US Marine Corps
Marine Corps Seeks to Make Non-Infantry Personnel More Battlefield-Ready
The Marine Corps seeks to refine its combat training course to enable Marines to take on bigger roles in future battlefields.
The idea is to modify the current four-week infantry course, known as Marine Combat Training, to focus more on lethality. MCT is a condensed infantry training program taken up by non-infantry Marines after boot camp to learn basic combat skills, including handling grenade launchers and machine guns.
According to Col. Coby Moran, commander for School of Infantry–West, a pilot for an enhanced future MCT course is being considered for non-infantry personnel, Marine Corps Times reported Tuesday.

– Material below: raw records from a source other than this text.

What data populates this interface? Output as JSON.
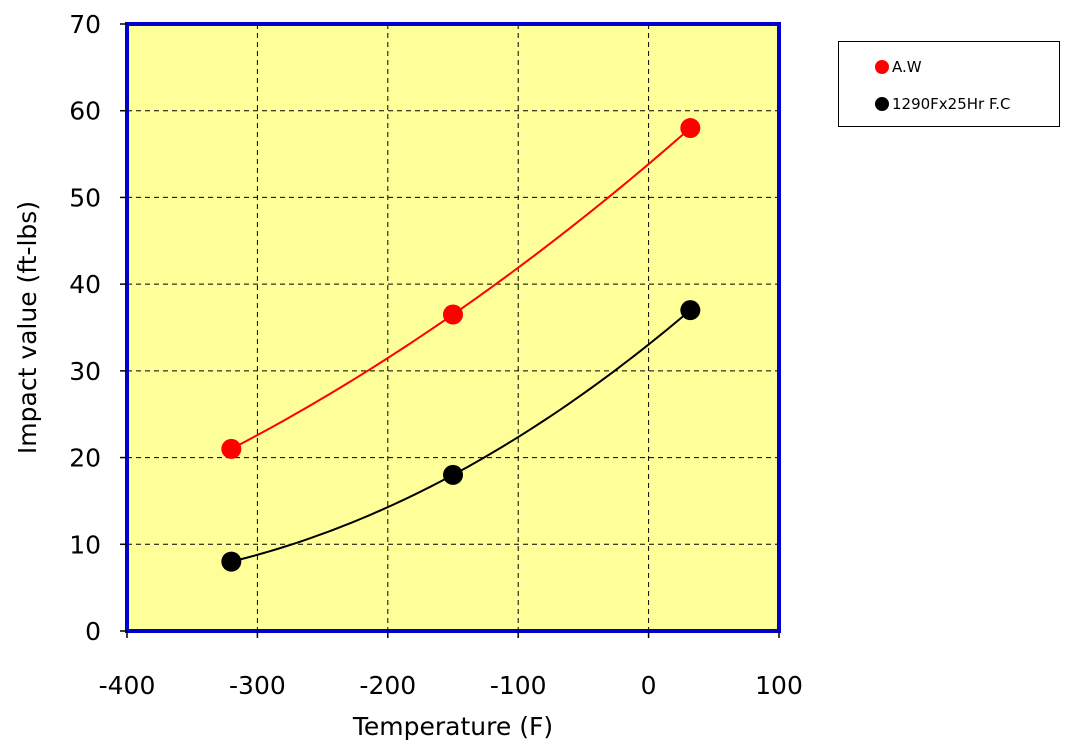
{
  "chart_data": {
    "type": "line",
    "title": "",
    "xlabel": "Temperature (F)",
    "ylabel": "Impact value (ft-lbs)",
    "xlim": [
      -400,
      100
    ],
    "ylim": [
      0,
      70
    ],
    "xticks": [
      "-400",
      "-300",
      "-200",
      "-100",
      "0",
      "100"
    ],
    "yticks": [
      "0",
      "10",
      "20",
      "30",
      "40",
      "50",
      "60",
      "70"
    ],
    "grid": true,
    "legend_position": "right",
    "plot_background": "#ffff99",
    "frame_color": "#0000cc",
    "series": [
      {
        "name": "A.W",
        "color": "#ff0000",
        "x": [
          -320,
          -150,
          32
        ],
        "y": [
          21,
          36.5,
          58
        ]
      },
      {
        "name": "1290Fx25Hr F.C",
        "color": "#000000",
        "x": [
          -320,
          -150,
          32
        ],
        "y": [
          8,
          18,
          37
        ]
      }
    ]
  }
}
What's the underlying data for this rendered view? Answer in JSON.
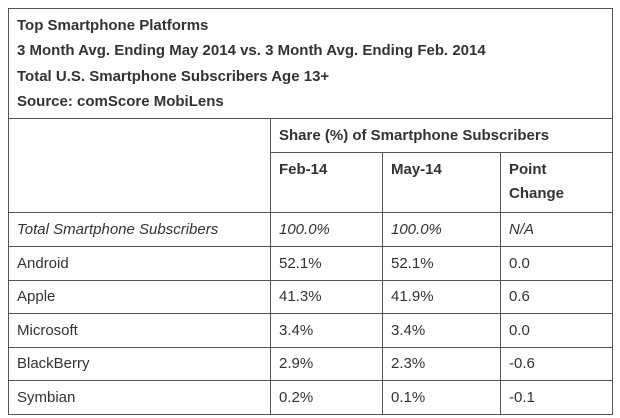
{
  "header": {
    "lines": [
      "Top Smartphone Platforms",
      "3 Month Avg. Ending May 2014 vs. 3 Month Avg. Ending Feb. 2014",
      "Total U.S. Smartphone Subscribers Age 13+",
      "Source: comScore MobiLens"
    ]
  },
  "group_header": "Share (%) of Smartphone Subscribers",
  "columns": {
    "feb": "Feb-14",
    "may": "May-14",
    "change_line1": "Point",
    "change_line2": "Change"
  },
  "total_row": {
    "label": "Total Smartphone Subscribers",
    "feb": "100.0%",
    "may": "100.0%",
    "change": "N/A"
  },
  "rows": [
    {
      "platform": "Android",
      "feb": "52.1%",
      "may": "52.1%",
      "change": "0.0"
    },
    {
      "platform": "Apple",
      "feb": "41.3%",
      "may": "41.9%",
      "change": "0.6"
    },
    {
      "platform": "Microsoft",
      "feb": "3.4%",
      "may": "3.4%",
      "change": "0.0"
    },
    {
      "platform": "BlackBerry",
      "feb": "2.9%",
      "may": "2.3%",
      "change": "-0.6"
    },
    {
      "platform": "Symbian",
      "feb": "0.2%",
      "may": "0.1%",
      "change": "-0.1"
    }
  ]
}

The planned FMCT course will focus on improving training techniques and creating Marines capable of fighting on future battlefields.
Moran said the enhanced course will remain condensed into four weeks but will integrate lethality aspects that will teach Marines how to survive as a rifleman on the battlefield.
Capt. Sam Stephenson, a spokesman for the Marine Corps’ Training and Education Command, told Marine Corps Times that SOI is analyzing the program of instruction at MCT to identify opportunities to align the course with Force Design 2030, an initiative aimed at recalculating the service’s strategy and composition to prepare for a potential fight in the Indo-Pacific.
The push for better training among non-infantry Marines comes after the launch of a new 14-week infantry course. In the long run, the course could lead to the consolidation of all infantry military occupational specialties into one.
Deploying more Marines in the frontlines supports a new distributed operations strategy by Marine Corps Commandant Gen. David Berger.
The four-star general envisions countering future adversaries by deploying Marines in small dispersed units across littorals to sink ships using long-range missiles or hunt submarines.